“Christ our Lord suffers some very hard things to happen to His Christians.”
“I know. We were told so,” she answered. “He said so. But the hymn says He is with us on all the ways, however rough; and certainly always at the end, however dark.”
He was silent. Her faith and hope were stealing like sunshine into his heart, but, like the sunshine, silently.
“I am going with my soldiers,” he said, after a pause, “to keep them from oppressing the poor peasants. The Huns have robbed them of nearly everything, and an army of hungry men following the Huns must not be suffered to take the little that is left.”
“I know,” she said, with a flash of quick sympathy; “the Huns are not the only robbers. The people seem to suffer everywhere, from every one. Baithene has heard them say the misery was there long before the Huns came. There are the tax-gatherers and the slave-masters everywhere.”
“Everywhere,” Marius replied, “and always.”
“And you will help the oppressed and save them from the oppressors?” she said, her whole face lighting up, the royal heart going forth to the poor and the down-trodden.
“I will try,” he said; “I am going back to Rome.”
“They are taking us there also,” she said; and she parted from him with a smile which was to him as an illumination from heaven.
He wrote to his sister—“The wound was worse than I knew. But I have had tender care and nursing in the house of a Jew called Eleazar, from his wife Miriam, and from two young Christian captives, and I am quite strong again.
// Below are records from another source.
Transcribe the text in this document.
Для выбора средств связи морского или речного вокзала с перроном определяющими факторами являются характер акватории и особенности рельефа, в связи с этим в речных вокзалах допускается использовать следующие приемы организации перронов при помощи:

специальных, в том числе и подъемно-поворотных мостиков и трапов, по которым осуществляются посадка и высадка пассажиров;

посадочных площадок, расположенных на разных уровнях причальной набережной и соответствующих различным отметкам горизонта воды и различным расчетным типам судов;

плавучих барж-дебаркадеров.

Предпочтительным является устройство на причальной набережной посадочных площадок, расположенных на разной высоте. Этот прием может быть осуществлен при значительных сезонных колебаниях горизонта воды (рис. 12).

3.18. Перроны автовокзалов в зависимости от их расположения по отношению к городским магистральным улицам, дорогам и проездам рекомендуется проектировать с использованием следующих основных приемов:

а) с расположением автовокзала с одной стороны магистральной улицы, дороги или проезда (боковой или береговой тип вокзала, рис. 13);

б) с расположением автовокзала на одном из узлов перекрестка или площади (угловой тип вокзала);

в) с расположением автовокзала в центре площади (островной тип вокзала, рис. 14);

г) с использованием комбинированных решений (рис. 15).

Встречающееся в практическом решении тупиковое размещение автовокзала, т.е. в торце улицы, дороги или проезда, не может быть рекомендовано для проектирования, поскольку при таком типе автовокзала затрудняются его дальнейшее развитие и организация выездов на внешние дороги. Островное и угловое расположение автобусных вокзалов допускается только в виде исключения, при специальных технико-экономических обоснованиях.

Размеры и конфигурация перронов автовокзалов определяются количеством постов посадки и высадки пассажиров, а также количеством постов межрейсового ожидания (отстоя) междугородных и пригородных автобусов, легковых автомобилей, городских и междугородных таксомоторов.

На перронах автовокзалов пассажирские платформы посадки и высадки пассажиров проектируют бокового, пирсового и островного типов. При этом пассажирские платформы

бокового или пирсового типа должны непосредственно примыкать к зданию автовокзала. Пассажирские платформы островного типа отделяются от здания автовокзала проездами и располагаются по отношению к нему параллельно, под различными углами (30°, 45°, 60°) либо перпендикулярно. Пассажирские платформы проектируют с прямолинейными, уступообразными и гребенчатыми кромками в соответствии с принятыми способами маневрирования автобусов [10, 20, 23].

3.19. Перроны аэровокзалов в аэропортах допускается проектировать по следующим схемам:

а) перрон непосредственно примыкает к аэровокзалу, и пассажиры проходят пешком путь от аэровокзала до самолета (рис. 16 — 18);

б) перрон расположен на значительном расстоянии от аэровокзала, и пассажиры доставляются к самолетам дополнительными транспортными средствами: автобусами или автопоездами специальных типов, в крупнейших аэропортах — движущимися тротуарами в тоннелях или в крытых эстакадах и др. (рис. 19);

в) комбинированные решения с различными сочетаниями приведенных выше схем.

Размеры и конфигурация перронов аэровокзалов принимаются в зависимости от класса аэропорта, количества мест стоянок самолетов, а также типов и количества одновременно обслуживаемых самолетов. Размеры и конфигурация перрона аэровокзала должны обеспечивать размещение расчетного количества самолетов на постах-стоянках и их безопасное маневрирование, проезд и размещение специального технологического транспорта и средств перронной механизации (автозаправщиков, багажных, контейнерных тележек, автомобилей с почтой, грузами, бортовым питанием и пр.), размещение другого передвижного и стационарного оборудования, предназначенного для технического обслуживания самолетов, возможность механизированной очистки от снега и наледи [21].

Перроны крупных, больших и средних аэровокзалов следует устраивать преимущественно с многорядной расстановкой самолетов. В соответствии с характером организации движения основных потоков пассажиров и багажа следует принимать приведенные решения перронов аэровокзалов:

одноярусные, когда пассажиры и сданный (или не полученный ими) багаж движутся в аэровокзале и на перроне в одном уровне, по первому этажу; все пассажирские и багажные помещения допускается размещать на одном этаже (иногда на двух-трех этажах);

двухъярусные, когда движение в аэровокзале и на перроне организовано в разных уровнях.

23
And, beloved, I think I have found the Fountain of Youth at last; and I hope may bring some drops to thee also. Tell my mother of these two young Christian captives, son and daughter of a king or chieftain from the farthest West, the Scottish-land, Hibernia, the island Rome never conquered. They were kidnapped by British pirates, and bought by Eleazar, an aged Jew, who with his wife Miriam lives at Rome, and is taking them thither. They must be ransomed. Farewell.”